What is the alternative option to Murdoch?

"Bloggers, the MSM, online forums, Crikey and a host of other options."

The MSM? Huh?

Wednesday, April 27, 2005 1:50:00 pm  
Blogger Antony Loewenstein said...

A mix. Not just the MSM, but other sources, then, maybe, a semblance of truth may be attained.

Wednesday, April 27, 2005 2:01:00 pm  
Blogger weezil said...

Ant said: "Fairfax wants to be bought"

You can either run a newspaper or you can cultivate a commodity... not both.

Journos should be running Fairfax. I'm thinking employee buyout.
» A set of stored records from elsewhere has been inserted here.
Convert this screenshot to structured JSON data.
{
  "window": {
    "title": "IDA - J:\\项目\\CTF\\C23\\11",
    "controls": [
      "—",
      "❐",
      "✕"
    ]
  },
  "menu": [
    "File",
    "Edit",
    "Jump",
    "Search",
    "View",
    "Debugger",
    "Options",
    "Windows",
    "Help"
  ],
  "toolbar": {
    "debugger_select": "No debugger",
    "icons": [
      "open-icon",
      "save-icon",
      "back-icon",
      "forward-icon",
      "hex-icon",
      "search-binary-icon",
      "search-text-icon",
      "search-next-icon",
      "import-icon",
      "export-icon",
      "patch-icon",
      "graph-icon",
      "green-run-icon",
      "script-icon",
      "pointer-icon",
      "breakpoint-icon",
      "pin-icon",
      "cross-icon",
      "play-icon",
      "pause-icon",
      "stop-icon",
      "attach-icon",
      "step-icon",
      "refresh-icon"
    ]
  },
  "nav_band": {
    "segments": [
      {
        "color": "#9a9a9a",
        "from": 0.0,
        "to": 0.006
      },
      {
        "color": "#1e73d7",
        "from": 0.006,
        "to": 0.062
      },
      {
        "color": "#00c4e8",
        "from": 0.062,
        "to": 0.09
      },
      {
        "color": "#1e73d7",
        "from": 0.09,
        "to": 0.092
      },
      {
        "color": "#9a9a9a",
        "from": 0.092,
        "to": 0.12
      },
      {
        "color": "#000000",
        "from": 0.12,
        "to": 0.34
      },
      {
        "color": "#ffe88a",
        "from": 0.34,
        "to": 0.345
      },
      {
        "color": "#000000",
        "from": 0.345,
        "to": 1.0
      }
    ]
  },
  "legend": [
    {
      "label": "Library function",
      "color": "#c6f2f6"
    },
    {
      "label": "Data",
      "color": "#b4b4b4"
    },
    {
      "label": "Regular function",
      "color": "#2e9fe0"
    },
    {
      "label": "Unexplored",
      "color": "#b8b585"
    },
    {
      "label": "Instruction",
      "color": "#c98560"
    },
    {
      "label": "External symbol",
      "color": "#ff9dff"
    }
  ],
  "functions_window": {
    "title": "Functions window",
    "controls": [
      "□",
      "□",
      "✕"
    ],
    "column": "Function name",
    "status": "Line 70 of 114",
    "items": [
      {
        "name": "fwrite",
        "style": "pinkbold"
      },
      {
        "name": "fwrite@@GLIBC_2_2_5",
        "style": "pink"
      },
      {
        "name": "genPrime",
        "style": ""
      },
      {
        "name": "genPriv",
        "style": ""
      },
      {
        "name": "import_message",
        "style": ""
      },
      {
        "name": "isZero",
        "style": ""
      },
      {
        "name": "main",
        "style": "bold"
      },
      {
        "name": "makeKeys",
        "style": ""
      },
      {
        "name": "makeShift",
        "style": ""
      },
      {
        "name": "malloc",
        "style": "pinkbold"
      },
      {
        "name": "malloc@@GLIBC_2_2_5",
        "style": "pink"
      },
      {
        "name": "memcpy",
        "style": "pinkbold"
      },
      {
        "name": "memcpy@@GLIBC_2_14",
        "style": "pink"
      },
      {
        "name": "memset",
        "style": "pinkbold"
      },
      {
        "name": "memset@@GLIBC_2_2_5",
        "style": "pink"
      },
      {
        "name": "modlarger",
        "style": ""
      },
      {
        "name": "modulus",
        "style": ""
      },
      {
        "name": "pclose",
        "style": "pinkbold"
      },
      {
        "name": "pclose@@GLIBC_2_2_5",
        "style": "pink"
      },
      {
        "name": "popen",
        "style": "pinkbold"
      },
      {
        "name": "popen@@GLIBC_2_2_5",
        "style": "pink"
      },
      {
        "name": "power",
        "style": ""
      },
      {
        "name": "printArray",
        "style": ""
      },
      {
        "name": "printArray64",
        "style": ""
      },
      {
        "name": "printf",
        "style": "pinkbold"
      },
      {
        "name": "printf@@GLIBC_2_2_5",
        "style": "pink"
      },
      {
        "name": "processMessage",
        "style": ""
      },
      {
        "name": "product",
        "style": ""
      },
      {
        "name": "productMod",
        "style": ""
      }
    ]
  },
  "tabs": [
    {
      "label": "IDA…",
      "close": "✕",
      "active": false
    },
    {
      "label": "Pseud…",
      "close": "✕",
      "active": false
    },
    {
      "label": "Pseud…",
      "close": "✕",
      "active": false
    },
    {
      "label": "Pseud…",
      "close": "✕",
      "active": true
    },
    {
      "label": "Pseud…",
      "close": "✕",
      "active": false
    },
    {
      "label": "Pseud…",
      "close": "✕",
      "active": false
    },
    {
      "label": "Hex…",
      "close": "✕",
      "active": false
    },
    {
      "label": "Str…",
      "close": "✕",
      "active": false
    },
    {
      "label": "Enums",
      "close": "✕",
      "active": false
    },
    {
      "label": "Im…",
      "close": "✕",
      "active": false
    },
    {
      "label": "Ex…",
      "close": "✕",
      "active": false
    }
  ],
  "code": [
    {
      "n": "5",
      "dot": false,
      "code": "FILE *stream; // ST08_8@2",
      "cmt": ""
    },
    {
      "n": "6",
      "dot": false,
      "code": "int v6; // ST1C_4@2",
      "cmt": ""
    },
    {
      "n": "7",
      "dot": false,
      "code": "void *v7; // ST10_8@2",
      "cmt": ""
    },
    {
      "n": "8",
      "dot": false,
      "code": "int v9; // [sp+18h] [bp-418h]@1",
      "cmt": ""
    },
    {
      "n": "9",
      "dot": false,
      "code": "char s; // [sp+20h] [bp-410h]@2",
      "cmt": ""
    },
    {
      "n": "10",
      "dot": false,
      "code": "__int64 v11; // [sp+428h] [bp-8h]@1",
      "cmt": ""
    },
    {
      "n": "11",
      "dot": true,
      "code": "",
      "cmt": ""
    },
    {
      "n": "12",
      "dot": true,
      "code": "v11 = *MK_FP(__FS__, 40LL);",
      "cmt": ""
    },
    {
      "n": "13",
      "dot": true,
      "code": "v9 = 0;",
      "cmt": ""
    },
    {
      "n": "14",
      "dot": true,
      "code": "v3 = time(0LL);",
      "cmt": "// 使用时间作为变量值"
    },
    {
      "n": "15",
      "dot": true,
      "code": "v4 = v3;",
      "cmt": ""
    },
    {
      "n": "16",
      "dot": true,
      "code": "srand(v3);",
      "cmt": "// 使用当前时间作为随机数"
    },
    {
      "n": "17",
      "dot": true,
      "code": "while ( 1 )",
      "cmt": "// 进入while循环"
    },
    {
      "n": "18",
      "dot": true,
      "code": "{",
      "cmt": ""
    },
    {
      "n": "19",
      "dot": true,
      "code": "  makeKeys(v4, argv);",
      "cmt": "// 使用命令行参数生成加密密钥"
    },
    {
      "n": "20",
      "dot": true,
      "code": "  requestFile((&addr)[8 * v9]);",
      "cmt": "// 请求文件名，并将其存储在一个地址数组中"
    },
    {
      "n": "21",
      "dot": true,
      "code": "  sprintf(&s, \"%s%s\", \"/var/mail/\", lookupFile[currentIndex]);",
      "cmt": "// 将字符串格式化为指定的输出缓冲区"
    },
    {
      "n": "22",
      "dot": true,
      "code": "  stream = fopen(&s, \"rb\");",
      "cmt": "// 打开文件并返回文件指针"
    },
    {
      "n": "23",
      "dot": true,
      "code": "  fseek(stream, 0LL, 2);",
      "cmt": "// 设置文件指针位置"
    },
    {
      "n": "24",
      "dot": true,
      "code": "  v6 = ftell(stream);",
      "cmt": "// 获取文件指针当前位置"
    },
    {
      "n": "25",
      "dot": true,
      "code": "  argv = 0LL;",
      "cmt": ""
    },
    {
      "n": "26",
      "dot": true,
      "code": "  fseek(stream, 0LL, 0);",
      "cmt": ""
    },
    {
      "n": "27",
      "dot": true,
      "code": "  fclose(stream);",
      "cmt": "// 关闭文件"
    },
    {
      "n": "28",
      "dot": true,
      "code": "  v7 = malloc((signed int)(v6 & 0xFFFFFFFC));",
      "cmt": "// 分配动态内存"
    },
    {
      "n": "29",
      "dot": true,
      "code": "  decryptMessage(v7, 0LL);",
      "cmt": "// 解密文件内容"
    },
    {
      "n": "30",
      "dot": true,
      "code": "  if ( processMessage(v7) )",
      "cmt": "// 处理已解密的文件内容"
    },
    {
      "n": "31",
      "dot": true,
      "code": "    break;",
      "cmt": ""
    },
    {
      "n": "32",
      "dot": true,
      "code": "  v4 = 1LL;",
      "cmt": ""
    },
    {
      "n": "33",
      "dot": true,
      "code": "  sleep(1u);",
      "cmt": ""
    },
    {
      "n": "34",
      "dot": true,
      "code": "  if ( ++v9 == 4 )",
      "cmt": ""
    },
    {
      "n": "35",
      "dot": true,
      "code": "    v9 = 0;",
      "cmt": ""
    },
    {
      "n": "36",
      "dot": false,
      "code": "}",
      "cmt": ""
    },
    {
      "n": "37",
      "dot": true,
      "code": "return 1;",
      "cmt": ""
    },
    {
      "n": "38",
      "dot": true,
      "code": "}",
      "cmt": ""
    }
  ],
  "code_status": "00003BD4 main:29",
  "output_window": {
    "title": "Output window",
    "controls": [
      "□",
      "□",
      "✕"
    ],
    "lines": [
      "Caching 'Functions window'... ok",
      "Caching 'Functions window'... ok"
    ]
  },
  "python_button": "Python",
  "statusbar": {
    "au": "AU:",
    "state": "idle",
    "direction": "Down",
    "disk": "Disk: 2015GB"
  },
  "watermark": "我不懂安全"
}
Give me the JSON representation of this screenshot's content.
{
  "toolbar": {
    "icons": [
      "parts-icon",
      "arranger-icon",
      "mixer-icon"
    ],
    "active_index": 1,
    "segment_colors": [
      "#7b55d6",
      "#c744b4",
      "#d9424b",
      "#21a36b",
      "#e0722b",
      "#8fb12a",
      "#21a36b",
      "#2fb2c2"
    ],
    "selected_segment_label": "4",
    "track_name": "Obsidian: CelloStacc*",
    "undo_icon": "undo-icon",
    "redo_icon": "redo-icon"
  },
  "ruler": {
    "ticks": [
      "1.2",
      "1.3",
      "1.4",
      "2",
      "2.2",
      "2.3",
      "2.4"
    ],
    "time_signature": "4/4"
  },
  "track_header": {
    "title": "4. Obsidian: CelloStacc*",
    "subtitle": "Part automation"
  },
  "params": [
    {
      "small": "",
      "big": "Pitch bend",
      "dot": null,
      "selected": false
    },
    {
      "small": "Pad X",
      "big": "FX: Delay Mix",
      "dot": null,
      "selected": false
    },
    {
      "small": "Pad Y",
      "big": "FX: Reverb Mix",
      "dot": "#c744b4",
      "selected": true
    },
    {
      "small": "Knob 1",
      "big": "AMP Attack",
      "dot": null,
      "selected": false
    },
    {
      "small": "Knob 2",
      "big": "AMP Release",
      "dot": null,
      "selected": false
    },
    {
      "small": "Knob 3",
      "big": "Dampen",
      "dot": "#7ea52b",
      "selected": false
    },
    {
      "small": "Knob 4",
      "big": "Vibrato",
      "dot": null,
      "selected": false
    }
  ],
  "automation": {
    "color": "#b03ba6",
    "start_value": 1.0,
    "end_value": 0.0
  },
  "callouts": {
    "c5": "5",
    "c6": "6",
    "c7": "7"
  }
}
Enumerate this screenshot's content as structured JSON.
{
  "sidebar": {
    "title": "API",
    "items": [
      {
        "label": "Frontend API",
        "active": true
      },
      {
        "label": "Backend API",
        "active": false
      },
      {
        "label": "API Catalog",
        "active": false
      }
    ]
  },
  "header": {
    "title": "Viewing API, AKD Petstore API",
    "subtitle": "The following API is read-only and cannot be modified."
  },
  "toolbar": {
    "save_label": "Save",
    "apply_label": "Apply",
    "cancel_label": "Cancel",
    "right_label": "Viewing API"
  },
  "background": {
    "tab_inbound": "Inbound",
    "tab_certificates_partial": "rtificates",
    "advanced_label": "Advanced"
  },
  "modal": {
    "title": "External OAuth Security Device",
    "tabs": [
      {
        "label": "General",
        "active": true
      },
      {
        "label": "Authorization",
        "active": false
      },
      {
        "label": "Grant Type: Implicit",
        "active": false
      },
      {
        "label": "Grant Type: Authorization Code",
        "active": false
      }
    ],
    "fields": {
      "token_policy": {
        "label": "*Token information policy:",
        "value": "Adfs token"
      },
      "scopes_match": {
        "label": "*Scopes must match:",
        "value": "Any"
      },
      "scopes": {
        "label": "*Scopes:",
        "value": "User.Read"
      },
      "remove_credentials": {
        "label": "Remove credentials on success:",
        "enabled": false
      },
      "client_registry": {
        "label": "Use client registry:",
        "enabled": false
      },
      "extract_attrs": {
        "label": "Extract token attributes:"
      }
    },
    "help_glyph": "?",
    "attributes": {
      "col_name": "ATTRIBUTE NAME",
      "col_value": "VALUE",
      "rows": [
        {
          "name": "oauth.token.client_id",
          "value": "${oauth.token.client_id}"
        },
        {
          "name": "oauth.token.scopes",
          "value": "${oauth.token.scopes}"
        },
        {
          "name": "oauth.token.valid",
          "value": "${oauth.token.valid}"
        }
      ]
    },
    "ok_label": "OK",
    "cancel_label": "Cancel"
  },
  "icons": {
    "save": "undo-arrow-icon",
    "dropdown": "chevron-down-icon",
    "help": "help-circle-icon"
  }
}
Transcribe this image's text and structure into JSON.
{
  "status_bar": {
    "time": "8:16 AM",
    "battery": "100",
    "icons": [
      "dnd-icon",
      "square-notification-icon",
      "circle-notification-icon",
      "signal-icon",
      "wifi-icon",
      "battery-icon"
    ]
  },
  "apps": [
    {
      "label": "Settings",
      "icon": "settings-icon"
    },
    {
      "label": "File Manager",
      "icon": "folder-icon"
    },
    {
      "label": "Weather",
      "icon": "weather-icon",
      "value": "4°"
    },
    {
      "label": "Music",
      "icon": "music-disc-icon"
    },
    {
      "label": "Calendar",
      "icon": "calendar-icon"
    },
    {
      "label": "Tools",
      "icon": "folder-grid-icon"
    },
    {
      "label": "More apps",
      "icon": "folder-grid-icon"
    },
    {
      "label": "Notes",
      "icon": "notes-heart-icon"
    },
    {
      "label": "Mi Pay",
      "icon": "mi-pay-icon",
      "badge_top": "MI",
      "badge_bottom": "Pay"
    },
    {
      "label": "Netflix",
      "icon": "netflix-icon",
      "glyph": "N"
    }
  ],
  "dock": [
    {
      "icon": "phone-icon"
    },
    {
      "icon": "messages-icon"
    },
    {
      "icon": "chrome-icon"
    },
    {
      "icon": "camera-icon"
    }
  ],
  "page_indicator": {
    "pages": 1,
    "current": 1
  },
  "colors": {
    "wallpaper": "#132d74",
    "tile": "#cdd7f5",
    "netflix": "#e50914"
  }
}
Such a transaction could attract a religious readership due to a perception of intrinsic democracy.

Yeah, you could say I'm dreaming... but if Fairfax doesn't go some long and visible way toward differentiating themselves from conglomerate media, one of these days a group of independent bloggers will create a news network (which somehow will earn trust) that will eclipse not only Fairfax, but ABC as well.

Nuts? I'm not so sure...

Wednesday, April 27, 2005 7:20:00 pm  
Blogger Antony Loewenstein said...

What a great idea! A collective of indy bloggers taking on the so-called might of Fairfax and/or Murdoch. I suspect this will happen sooner rather than later. We can either wait for these media companies to shape up - arguably impossible due to corporate pressures - or forge ahead with alternative media.

Thursday, April 28, 2005 9:02:00 am  
Blogger weezil said...

Ant, pop in to the Cat & Fiddle tonight and we'll ruminate.